Periodicamente, Luiz me sondava sobre o meu interesse em entrar para a política partidária, ao que eu gentilmente recusava, alegando que não gostaria, enquanto gerente regional da Empresa Baiana de Desenvolvimento Agrícola (EBDA), de misturar minhas ações diretivas em um órgão estatal com compromissos partidários. Sei que hoje isso soa estranho, mas era o meu jeito de pensar na época. Em 2012, completei mais de vinte anos em cargos gerenciais na administração pública, quando então me afastei e retornei à planície, pois havia conseguido a sonhada incorporação da gratificação do cargo ao salário. Sabendo disso, Luiz Argolo fez-me uma visita, munido de uma ficha de filiação partidária, dizendo que não havia mais o impedimento imposto pela minha consciência. Seu argumento de que eu era um cidadão muito bem conceituado em Alagoinhas e região, e que contribuiria muito para o enriquecimento do quadro de filiados do seu partido, foi suficiente para que eu concordasse em aderir ao mundo da política partidária.
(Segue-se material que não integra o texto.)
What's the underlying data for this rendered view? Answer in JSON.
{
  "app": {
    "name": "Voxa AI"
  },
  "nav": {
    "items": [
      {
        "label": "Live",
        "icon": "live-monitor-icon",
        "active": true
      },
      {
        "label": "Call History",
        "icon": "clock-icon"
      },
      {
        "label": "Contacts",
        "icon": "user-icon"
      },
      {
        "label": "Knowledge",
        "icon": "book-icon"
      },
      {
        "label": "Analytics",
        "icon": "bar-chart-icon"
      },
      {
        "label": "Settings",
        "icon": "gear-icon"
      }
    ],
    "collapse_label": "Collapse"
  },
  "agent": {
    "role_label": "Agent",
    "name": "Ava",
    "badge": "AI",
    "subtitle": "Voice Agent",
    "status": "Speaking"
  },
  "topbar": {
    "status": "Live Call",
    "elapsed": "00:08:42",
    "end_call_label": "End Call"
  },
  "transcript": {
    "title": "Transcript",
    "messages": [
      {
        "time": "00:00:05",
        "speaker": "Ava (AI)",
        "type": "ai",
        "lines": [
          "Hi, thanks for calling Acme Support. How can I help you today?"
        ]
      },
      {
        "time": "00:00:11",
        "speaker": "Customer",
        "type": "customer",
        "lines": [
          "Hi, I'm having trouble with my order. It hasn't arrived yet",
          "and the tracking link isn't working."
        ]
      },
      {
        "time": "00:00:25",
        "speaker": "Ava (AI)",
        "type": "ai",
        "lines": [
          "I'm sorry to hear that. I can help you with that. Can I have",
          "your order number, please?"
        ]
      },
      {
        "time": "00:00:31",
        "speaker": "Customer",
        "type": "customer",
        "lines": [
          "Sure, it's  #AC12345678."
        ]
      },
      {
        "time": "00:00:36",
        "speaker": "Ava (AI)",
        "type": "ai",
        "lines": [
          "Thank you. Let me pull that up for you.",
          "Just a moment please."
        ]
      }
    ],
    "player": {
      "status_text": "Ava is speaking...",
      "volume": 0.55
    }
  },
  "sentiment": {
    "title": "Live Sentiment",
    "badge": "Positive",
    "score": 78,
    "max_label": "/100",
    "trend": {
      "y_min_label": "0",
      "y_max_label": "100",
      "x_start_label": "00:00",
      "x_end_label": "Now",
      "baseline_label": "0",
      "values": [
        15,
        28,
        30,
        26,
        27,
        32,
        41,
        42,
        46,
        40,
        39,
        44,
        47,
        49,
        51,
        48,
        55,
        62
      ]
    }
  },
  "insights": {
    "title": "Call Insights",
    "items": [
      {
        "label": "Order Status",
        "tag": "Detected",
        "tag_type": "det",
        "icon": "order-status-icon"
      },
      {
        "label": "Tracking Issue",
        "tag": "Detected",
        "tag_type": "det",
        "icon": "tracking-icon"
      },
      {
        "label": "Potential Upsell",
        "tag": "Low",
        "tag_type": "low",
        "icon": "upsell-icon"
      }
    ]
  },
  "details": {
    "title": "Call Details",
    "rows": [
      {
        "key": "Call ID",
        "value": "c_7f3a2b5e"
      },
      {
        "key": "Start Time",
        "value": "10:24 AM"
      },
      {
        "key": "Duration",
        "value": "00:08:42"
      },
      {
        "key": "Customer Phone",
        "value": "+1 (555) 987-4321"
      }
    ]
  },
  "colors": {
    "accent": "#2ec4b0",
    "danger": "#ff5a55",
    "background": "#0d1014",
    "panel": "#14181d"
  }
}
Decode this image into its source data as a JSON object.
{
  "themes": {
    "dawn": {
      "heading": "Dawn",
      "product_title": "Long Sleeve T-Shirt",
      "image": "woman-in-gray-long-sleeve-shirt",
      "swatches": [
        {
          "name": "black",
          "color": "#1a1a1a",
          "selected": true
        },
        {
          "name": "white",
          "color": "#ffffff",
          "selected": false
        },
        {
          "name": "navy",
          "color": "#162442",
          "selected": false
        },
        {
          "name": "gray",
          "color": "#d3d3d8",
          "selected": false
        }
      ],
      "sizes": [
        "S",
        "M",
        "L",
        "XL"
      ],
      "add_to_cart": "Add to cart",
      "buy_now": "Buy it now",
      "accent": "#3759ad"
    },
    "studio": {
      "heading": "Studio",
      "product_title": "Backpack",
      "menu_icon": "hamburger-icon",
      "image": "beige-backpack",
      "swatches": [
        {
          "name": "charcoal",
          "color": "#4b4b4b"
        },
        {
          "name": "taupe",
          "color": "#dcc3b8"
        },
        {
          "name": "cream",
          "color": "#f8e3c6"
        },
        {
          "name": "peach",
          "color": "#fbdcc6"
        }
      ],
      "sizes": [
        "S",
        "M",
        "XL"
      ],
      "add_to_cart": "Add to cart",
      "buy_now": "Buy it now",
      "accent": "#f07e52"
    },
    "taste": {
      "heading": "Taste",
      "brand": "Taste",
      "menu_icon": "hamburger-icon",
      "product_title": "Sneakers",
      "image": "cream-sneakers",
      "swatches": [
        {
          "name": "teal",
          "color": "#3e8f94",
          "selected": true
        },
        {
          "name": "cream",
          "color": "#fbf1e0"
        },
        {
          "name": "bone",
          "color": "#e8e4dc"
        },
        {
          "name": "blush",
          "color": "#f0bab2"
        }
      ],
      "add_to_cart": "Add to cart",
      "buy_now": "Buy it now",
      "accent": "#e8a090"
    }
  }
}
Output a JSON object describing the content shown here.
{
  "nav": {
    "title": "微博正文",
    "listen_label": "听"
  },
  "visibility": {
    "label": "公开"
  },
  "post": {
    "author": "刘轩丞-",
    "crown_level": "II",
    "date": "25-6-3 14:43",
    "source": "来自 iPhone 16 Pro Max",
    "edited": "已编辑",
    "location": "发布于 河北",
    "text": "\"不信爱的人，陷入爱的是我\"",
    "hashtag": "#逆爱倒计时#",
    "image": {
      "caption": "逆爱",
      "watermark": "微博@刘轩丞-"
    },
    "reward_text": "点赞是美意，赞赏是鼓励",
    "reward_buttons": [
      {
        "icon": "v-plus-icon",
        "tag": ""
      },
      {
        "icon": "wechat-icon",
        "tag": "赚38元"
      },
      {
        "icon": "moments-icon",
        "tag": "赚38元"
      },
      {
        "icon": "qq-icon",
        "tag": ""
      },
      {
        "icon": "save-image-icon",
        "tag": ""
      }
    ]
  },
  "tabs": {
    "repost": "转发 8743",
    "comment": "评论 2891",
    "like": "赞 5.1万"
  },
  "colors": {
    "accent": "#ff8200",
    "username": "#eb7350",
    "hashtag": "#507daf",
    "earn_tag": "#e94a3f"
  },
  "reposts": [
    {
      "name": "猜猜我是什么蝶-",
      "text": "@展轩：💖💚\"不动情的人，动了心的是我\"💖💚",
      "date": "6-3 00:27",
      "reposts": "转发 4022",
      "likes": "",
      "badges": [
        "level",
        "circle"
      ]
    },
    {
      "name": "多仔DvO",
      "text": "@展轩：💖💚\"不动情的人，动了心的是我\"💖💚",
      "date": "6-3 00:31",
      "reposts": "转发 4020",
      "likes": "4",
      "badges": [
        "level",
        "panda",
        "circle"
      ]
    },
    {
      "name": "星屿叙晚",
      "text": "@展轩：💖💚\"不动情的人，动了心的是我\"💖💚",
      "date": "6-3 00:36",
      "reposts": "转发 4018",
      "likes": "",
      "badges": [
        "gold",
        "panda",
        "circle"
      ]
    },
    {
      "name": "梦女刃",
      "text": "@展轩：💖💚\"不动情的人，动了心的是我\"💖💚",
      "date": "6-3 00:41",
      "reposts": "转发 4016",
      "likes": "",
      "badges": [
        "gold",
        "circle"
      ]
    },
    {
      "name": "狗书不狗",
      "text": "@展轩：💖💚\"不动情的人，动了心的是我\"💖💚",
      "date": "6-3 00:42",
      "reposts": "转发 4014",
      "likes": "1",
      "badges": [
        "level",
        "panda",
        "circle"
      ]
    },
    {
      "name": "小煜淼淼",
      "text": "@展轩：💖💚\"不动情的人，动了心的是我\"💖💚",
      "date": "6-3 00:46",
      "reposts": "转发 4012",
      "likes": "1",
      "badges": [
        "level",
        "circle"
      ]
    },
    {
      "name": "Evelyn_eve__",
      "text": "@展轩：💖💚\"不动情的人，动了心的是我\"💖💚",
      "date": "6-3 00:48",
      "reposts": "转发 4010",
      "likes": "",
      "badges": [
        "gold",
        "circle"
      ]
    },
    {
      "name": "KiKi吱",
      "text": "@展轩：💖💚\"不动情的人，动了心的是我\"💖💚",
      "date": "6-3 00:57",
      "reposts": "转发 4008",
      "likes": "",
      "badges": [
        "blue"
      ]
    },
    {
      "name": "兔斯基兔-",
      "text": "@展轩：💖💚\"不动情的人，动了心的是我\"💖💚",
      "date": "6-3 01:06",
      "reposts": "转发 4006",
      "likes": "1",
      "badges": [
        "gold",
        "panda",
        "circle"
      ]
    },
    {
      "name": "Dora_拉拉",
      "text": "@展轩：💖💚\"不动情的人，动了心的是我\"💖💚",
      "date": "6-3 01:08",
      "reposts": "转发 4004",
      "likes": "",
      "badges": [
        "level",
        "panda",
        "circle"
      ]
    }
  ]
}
Devem estar os leitores se perguntando, a essa altura dos acontecimentos, o que tem a ver o título deste artigo com o recorte temporal descrito nos parágrafos acima. Alguns dias após minha adesão ao partido, ocorreu um fato inusitado e surpreendente: no mês de julho daquele ano, fiz uma viagem com a família a Buenos Aires e, no segundo dia na capital argentina, recebi um telefonema de Alagoinhas pedindo que eu retornasse com urgência, porque as negociações do deputado com o prefeito para a composição da chapa que disputaria a reeleição culminaram na aceitação do meu nome como candidato a vice. Fui pego de surpresa porque eu nunca havia pleiteado o cargo e, em nenhum momento, o meu nome fora citado como provável candidato. Às pressas, fiz as malas e embarquei de volta para providenciar a documentação a ser entregue ao TRE, dias antes da realização da convenção partidária. O restante da família continuou o passeio turístico e eu fiquei como aquela pessoa de quem se tirou um delicioso prato no início da degustação.

Mas o “sacrifício” foi plenamente compensado, porque fizemos uma campanha eleitoral espetacular, com a dupla Paulo César-Geraldo Almeida obtendo uma vitória arrasadora, fruto do excelente primeiro mandato do prefeito, que foi um ponto de inflexão positivo na história das gestões do município.

Na semana passada, retornamos à capital portenha, onde permanecemos por quatro dias, desta vez podendo usufruir plenamente da beleza e dos pontos turísticos daquela imensa metrópole. As impressões sobre a viagem ficarão para uma próxima crônica, cujo título poderá ser “Recordações de Buenos Aires II”.

Geraldo Almeida Souza

Nota: O autor é engenheiro agrônomo aposentado, com vasta experiência na gestão de órgãos públicos ligados à agricultura. Também foi vice-prefeito e secretário da Agricultura de Alagoinhas, presidente do Fórum Alagoinhense para o Desenvolvimento Sustentável e secretário executivo da Câmara Setorial da Citricultura Baiana.